There are 2 best solutions below

0
On BEST ANSWER

It's not correct.

Take random variable $\xi_i$ as $\mathbb{P}(\xi_i=1)=1$ for each $i$. Then $Var[\xi_i]=0$ for each $i$ and thus $\sigma = 0$. l.h.s. hold with probability $1$ while r.h.s is smaller than $1$ is take $t$ sufficiently large.

4
On

So, it's a corollary of their Theorem 1.5. I'll restate that inequality and work it into the form you have.

To avoid a conflict of notation, I'm going to change the notation in the paper you linked such that $t\mapsto\alpha$ and $\sigma\mapsto\sigma_0$, and I will hold your notation fixed. Also, that theorem is stated for the rectangular case where $\mathbf{B}_k$ has dimension $d_1\times d_2$. Here we have $d_1=d_2=m$, and I've simplified my restatement of their theorem below to match the square case.

In that notation, the inequality in Theorem 1.2. reads

$$P\bigg( \bigg\| \sum_k \xi_k \mathbf{B}_k \bigg\| \geq \alpha\bigg) \leq 2m \cdot e^{-\alpha^2/2\sigma_0^2},$$ where $\xi_k$ are either independent standard Gaussian or independent Rademacher (which is the same as random signs as you have), and where $\sigma_0^2=\left\| \sum_k \mathbf{B}_k^2 \right\|$ (that's the square version of their definition of $\sigma_0$).
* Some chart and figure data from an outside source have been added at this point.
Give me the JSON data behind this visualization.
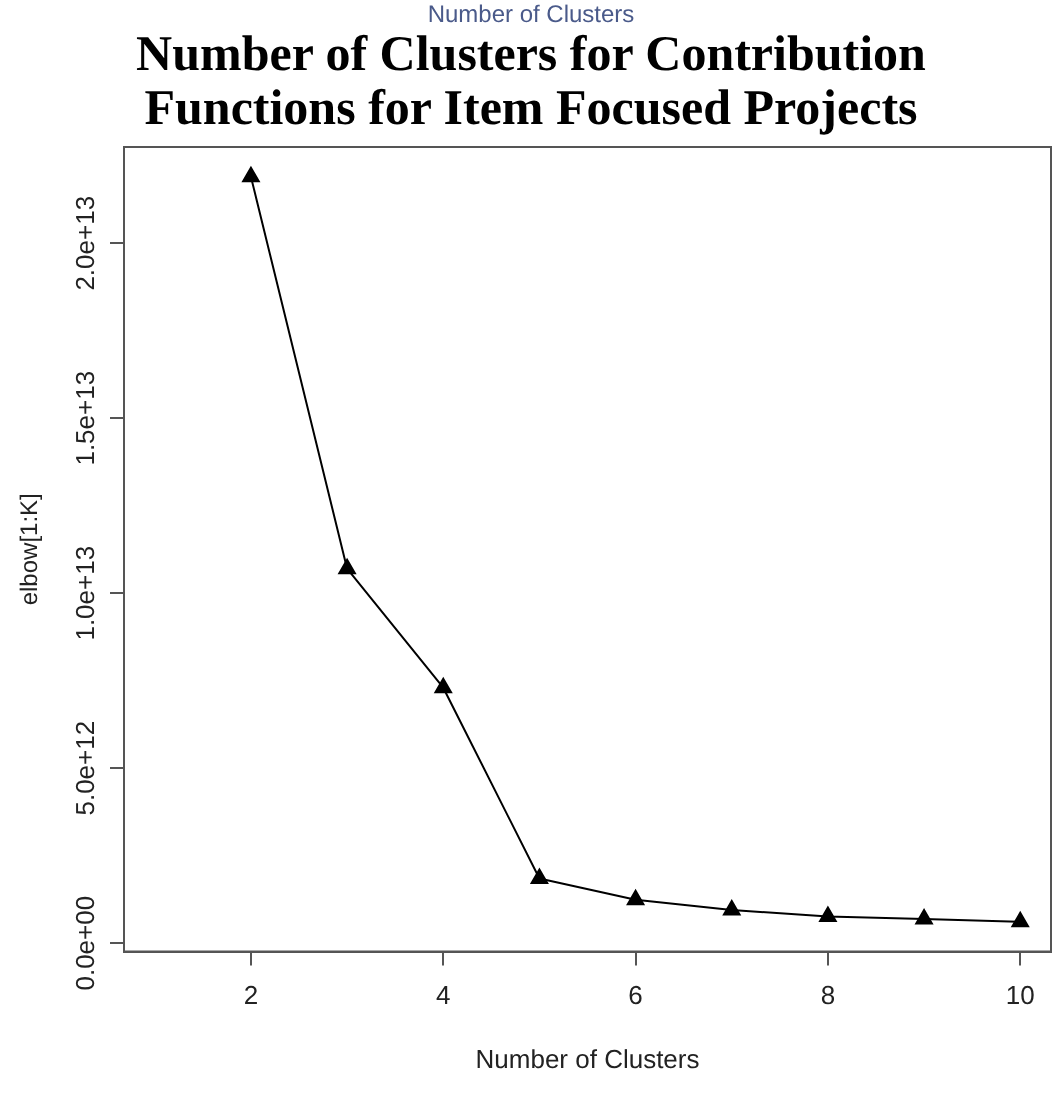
{
  "chart_data": {
    "type": "line",
    "title": "Number of Clusters for Contribution Functions for Item Focused Projects",
    "annotations": [
      "Number of Clusters"
    ],
    "xlabel": "Number of Clusters",
    "ylabel": "elbow[1:K]",
    "x": [
      2,
      3,
      4,
      5,
      6,
      7,
      8,
      9,
      10
    ],
    "series": [
      {
        "color": "#000000",
        "values": [
          21900000000000.0,
          10700000000000.0,
          7300000000000.0,
          1850000000000.0,
          1240000000000.0,
          950000000000.0,
          760000000000.0,
          690000000000.0,
          610000000000.0
        ]
      }
    ],
    "xlim": [
      0.68,
      10.32
    ],
    "xticks": [
      2,
      4,
      6,
      8,
      10
    ],
    "ylim": [
      -240000000000.0,
      22750000000000.0
    ],
    "yticks": [
      {
        "value": 0,
        "label": "0.0e+00"
      },
      {
        "value": 5000000000000.0,
        "label": "5.0e+12"
      },
      {
        "value": 10000000000000.0,
        "label": "1.0e+13"
      },
      {
        "value": 15000000000000.0,
        "label": "1.5e+13"
      },
      {
        "value": 20000000000000.0,
        "label": "2.0e+13"
      }
    ],
    "grid": false,
    "legend": false,
    "marker": "triangle",
    "line_style": "solid"
  }
}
Now it's just a game of translating this equality into yours. First, let $t=\alpha/\sigma_0$. Then the inequality becomes $$P\bigg( \bigg\| \sum_k \xi_k \mathbf{B}_k \bigg\| \geq t\sigma_0\bigg) \leq 2m \cdot e^{-t^2/2}.$$ That's a first step.

Now let's deal with the $\mathbb{E}\xi$ sum. Clearly $\mathbb{E}\xi=0$, since $\xi$ takes values $\pm1$ with equal probability. So, the first sum $\sum_{i=1}^n \mathbb{E}[\xi]A_i$ is identically 0. Thus it does not affect the inequality at all. Even better, the variance of the Rademacher variates is $0.5\cdot 1^2 + 0.5\cdot (-1)^2=1$, so that $\sigma=\sigma_0$.

So, the inequality you have is exactly the same as the one here, with $A$ changed to $\mathbf{B}$ and some extra terms that have no effect. Let me know if any details need clarification and I'll edit those in.